Post to #incident channel:

✅ Rollback complete
Service: transaction-service
Rolled back: v1.2.0 → v1.1.5
Time to recover: 12 minutes
Error rate: back to < 0.1%
DB down-migration: applied ✅
Inflight smoke tests: ✅ all passing

Root cause investigation ongoing — PIR within 48 hours.
Deployment of v1.2.0 blocked until root cause resolved.

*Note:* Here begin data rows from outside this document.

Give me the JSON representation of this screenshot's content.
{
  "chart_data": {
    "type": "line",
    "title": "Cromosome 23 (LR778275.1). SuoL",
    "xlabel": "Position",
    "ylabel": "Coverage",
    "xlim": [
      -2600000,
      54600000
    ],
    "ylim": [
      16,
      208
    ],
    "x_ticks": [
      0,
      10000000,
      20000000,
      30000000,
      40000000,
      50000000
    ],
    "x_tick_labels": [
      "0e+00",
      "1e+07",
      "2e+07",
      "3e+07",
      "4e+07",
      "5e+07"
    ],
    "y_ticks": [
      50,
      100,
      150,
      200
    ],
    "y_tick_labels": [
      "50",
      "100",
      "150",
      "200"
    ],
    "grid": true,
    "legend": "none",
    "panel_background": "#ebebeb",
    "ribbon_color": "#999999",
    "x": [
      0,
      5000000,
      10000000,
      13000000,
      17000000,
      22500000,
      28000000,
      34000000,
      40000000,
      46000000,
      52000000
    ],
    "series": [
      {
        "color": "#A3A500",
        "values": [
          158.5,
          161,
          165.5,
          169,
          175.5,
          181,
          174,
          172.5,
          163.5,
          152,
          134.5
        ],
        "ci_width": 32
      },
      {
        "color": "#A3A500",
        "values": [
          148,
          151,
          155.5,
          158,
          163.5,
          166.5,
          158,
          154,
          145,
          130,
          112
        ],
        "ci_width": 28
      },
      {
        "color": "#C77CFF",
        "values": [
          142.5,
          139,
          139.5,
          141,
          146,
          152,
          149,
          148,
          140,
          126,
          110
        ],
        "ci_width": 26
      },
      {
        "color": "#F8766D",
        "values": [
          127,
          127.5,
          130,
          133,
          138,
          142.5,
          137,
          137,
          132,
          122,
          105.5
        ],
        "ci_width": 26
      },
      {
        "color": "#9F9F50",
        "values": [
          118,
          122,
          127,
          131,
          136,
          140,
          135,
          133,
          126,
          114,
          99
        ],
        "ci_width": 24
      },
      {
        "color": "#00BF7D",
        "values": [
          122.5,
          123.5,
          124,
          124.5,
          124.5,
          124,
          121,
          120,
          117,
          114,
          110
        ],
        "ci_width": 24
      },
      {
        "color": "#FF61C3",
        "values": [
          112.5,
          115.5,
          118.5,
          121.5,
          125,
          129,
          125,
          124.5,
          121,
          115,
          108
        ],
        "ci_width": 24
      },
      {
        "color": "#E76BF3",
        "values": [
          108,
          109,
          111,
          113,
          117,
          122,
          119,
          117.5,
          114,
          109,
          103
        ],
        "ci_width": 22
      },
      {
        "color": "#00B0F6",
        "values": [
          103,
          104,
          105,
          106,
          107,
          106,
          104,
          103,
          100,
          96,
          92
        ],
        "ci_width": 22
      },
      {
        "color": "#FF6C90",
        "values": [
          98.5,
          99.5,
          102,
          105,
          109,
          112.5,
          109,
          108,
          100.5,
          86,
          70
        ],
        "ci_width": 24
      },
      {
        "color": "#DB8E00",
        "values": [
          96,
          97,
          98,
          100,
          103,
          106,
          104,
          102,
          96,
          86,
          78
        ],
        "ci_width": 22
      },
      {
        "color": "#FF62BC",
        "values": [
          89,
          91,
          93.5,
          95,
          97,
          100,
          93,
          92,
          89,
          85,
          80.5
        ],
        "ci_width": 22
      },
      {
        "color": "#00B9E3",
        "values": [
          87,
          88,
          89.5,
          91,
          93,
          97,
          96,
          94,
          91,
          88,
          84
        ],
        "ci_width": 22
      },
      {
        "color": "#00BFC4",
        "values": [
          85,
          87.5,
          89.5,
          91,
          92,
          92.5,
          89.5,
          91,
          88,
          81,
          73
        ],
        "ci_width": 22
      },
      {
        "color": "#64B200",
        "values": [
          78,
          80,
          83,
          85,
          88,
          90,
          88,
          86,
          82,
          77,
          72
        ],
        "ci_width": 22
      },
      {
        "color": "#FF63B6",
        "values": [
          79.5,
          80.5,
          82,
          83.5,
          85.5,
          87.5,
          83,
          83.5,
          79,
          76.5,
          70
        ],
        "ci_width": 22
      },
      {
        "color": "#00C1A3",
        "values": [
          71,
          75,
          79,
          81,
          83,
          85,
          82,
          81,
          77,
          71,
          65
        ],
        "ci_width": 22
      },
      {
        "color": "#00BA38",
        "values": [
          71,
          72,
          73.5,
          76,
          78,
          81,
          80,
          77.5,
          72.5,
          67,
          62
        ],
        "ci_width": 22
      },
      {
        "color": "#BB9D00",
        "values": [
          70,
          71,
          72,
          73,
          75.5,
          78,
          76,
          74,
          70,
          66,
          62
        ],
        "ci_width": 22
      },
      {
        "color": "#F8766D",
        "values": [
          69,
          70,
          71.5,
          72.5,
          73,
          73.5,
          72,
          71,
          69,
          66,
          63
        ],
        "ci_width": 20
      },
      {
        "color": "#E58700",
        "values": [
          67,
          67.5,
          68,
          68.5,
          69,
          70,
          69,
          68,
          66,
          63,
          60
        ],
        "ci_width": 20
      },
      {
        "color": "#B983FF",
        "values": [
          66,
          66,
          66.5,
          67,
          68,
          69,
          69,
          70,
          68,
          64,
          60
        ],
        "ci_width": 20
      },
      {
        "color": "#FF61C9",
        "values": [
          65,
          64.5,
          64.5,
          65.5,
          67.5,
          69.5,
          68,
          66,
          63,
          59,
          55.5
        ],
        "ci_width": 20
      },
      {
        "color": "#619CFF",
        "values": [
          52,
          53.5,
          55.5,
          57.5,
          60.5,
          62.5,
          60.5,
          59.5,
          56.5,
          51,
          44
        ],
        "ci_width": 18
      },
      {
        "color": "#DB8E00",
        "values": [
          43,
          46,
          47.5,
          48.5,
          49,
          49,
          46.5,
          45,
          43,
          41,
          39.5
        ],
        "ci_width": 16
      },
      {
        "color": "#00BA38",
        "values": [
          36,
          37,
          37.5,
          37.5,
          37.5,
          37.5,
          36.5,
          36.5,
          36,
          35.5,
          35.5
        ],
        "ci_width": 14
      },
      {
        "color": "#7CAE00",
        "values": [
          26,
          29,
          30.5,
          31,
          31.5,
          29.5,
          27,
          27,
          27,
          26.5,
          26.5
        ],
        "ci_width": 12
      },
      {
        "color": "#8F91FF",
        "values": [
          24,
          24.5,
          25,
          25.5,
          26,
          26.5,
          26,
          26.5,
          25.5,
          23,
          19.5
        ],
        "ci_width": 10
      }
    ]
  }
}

Rollback for Blue/Green Deployments

Blue/Green makes rollback even simpler — just switch traffic back:

# Switch load balancer back to the blue (old) environment
# AWS ALB example:
aws elbv2 modify-listener \
--listener-arn $LISTENER_ARN \
--default-actions Type=forward,TargetGroupArn=$BLUE_TARGET_GROUP_ARN

# The green environment remains running and healthy —
# can be inspected and fixed without time pressure

Rollback for Canary Deployments

If using Argo Rollouts or Flagger, rollback can be triggered automatically or manually:

# Argo Rollouts manual rollback
kubectl argo rollouts abort transaction-service
kubectl argo rollouts undo transaction-service

# Flagger — rollback is automatic when metric thresholds are breached
# Configure thresholds in the Canary resource:
# canary.yaml
apiVersion: flagger.app/v1beta1
kind: Canary
spec:
analysis:
threshold: 3 # number of failed checks before rollback
maxWeight: 50 # maximum canary traffic weight
stepWeight: 10 # increment per step
metrics:
- name: request-success-rate
thresholdRange:
min: 99 # rollback if success rate < 99%
interval: 1m
- name: request-duration
thresholdRange:
max: 500 # rollback if p99 latency > 500ms
interval: 1m

Rollback Testing

Rollback procedures must be tested before production incidents:

ActivityFrequency
Dry-run Kubernetes rollback in stagingEvery release
Test down migration in staging against a copy of prod dataEvery migration
Chaos engineering: simulate a failed deploymentQuarterly
Fire drill: execute the full rollback runbookSemi-annually

Checklist

  • Incident declared and stakeholders notified
  • Decision to roll-backward documented (rationale)
  • Database snapshot taken (if migration involved)
  • Kubernetes rollback executed (kubectl rollout undo)
  • Down migration run and verified (if applicable)
  • Inflight smoke tests passed on rolled-back version
  • Monitoring dashboards confirm recovery
  • Feature flag disabled to prevent re-triggering
  • Incident closed and stakeholders notified of recovery
  • Broken version blocked in CI/CD pipeline
  • Post-incident review scheduled (within 48 hours)

Rollback is Not Failure

A fast, clean rollback is a sign of engineering maturity. The failure is not the rollback — the failure is shipping untested code, or being unable to rollback when needed.